Quatro anos depois, no Catar, a história voltou a se repetir. A seleção asiática saiu na frente contra a Croácia nas oitavas de final, mas sofreu o empate ainda no tempo normal e acabou derrotada na disputa por pênaltis, encerrando mais uma campanha que parecia histórica.
Agora, nos Estados Unidos, Canadá e México, o roteiro ganhou um novo capítulo. Diante do Brasil, o Japão novamente esteve perto de quebrar o tabu. A equipe abriu o placar ainda no primeiro tempo e sustentou a vantagem durante boa parte da partida. No entanto, a Seleção Brasileira reagiu na reta final, marcou duas vezes e garantiu a classificação às oitavas de final.

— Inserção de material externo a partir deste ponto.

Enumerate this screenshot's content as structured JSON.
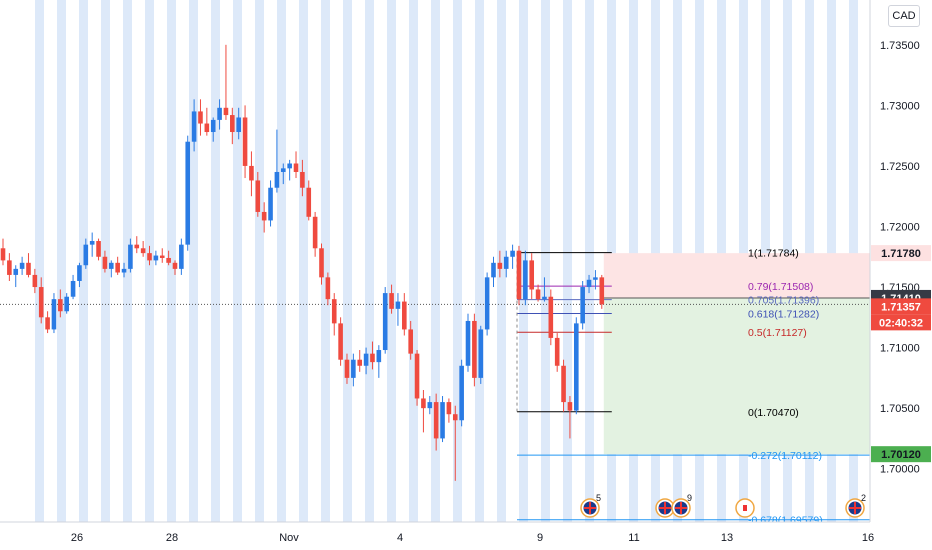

O resultado mantém um tabu que já dura mais de duas décadas. Desde sua primeira participação em um mata-mata de Copa do Mundo, em 2002, o Japão nunca conseguiu vencer uma partida eliminatória. Ao longo desse período, a equipe foi eliminada em 2002, 2010, 2018, 2022 e, agora, em 2026.
Apesar da sequência negativa, o futebol japonês segue em crescimento no cenário internacional. Nas últimas edições da Copa do Mundo, a seleção acumulou vitórias importantes sobre adversários tradicionais na fase de grupos e consolidou sua posição entre as principais forças do futebol asiático. O desafio agora passa a ser transformar esse desempenho consistente em campanhas mais longas no mata-mata, etapa que continua sendo o maior obstáculo da história japonesa em Mundiais.